As Harvard resumes the initiative to move the College’s science complexes across the Charles River to Allston, much tension remains. The plan, first proposed under the administration of former President Larry Summers and modified slightly under President Drew Faust, is part of a broader effort to update and modernize Harvard to reflect the growing importance of engineering and technology in the 21st century.
Although an admirable goal, the University must remain committed to achieving this in an ethical and balanced manner. Both the local dilution of the Harvard brand and the inherent segregation that will be faced by undergraduates are problematic; such issues must be discussed and dealt with before a hasty resumption of the plan occurs.
Katie Cagen, a senior in Mather House and student-planning board member of the project, said that she thinks “it will be much more difficult to attract talented students and faculty to SEAS if we are relocated to Allston. The real strength of our programs is the integration we have with the sciences in FAS and the rest of the university. Our philosophy for undergraduate education is that we are ‘engineering embedded in the liberal arts,’ and we offer students the opportunity to get a deep technical education in addition to a well-rounded liberal arts education.”
That level of integration has been crucial for Harvard’s ability to offer potential engineering students an education unrivaled by other comparable schools. Princeton’s engineering quad, for instance, creates a physical separation between A.B. and B.S. candidates, something Harvard’s commitment to the liberal arts has prevented.
Here, it is possible for the two different degree candidates to share the same resources and faculty throughout one’s undergraduate career. The Science Center is as much a part of the Yard as anything else is–arguably, a true center of the College. But should some of the College’s departments move 20 minutes away, such collaboration is threatened.

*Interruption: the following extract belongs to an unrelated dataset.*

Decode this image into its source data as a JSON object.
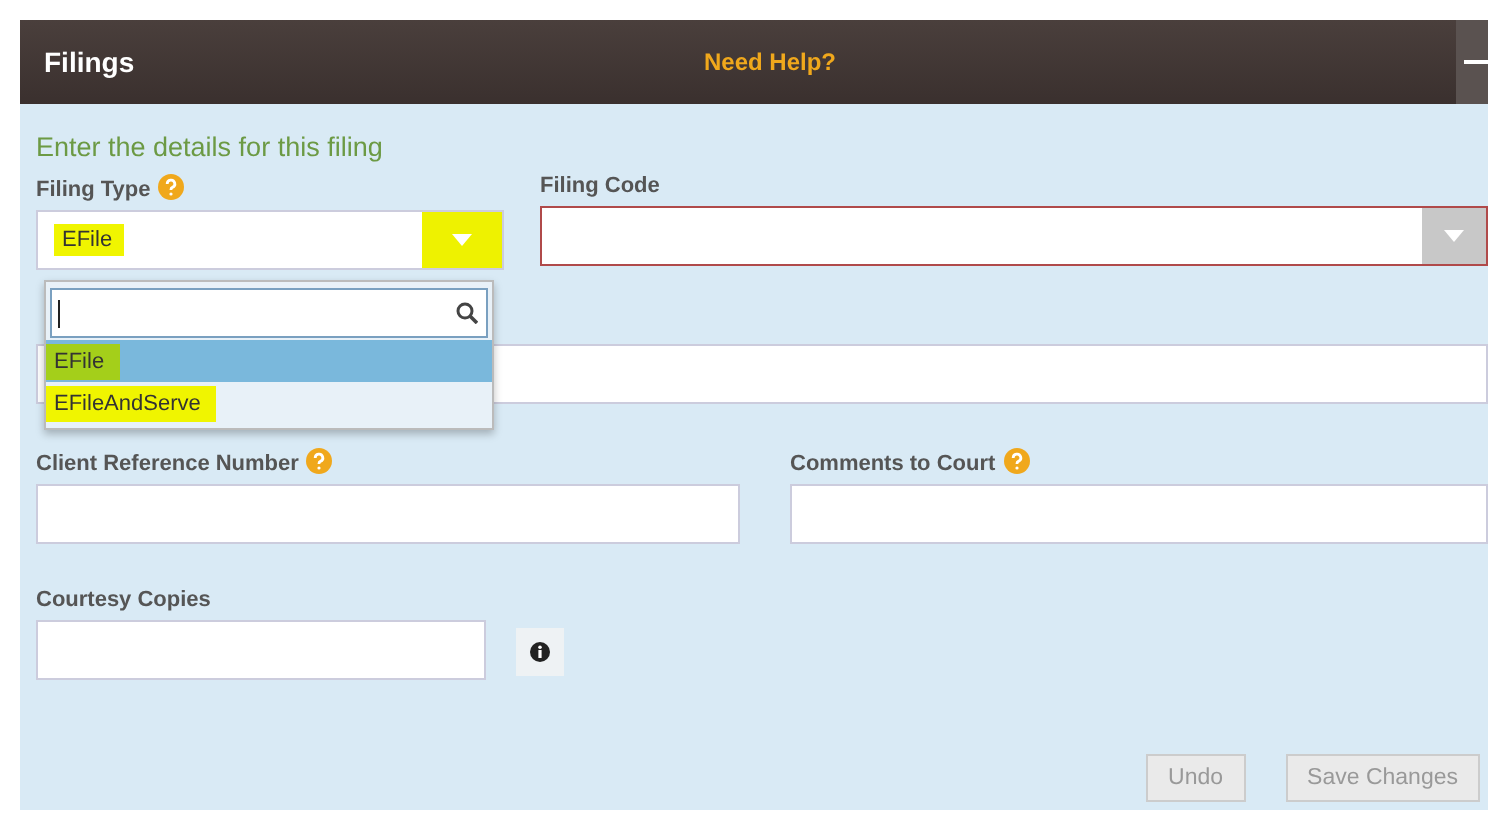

Instead, the Faculty of Arts and Sciences must remain a true amalgamation of these two aspects of education. A separation of the Arts from the Sciences would result in a significant destruction of Harvard’s mission.
Cagen endorses a plan for “graduate students and research labs to be moved to Allston, and then undergraduate teaching could be expanded into the spaces they would vacate in Cambridge … That setup would allow us to preserve the proximity to the Yard for undergrads while opening up new space for grad students and research facilities, which is definitely needed.”
Admitting that such a plan is not without other issues, it is important to recognize the importance of the identity of Harvard College. Amid a larger university that is appropriately segregated–Harvard Law northwest of the Science Center, HBS right across the river, Harvard Medical School in Longwood, among others–the College must maintain its centralized identity, lest an already splintered community become even more fractured.
Harvard already suffers from the notion that it invests too many of its resources into graduate students, neglecting the undergraduates at times. Steamrolling the Allston question could potentially add to such concerns. If Harvard wishes to attract the greatest students from all over the world, it must re-establish its unchallenged position as the greatest College in the world.
Arguably, this project serves as one of the ways in which FAS is capable of doing this. Samuel Becker, a freshman in Straus and potential Mechanical Engineering concentrator, agrees.
“A willingness to innovate and expand and a rejection of the status quo are the sources of Harvard’s legacy. This project demonstrates that Harvard is willing to put money, time, and effort into SEAS and adds legitimacy for students who question Harvard’s commitment to science and engineering.”
“But Harvard has to be careful to avoid breaking up the residential community of scholars that is so central to the ‘Harvard experience,’” Mr. Becker adds.
The University therefore needs to avoid deviating from these goals as it acts in the name of modernization and progress. The Allston expansion will occur, and is a necessary annex for the University to expand. More importantly, it must do so carefully.
The Harvard Campaign adds to the legitimacy and shaping of the objectives of the project. President Faust’s vision of having a “Harvard, by its 400th anniversary, less as a campus of separate precincts and more as a unified campus with a river running through its center,” is universally agreeable. And it’s certainly attainable.
But that’s quite a long time from now. More importantly, Harvard must be able to maintain and improve its position in attracting the world’s greatest engineering students. How Harvard manages that over the next two decades presents a challenge and defines how Harvard must approach the Allston expansion.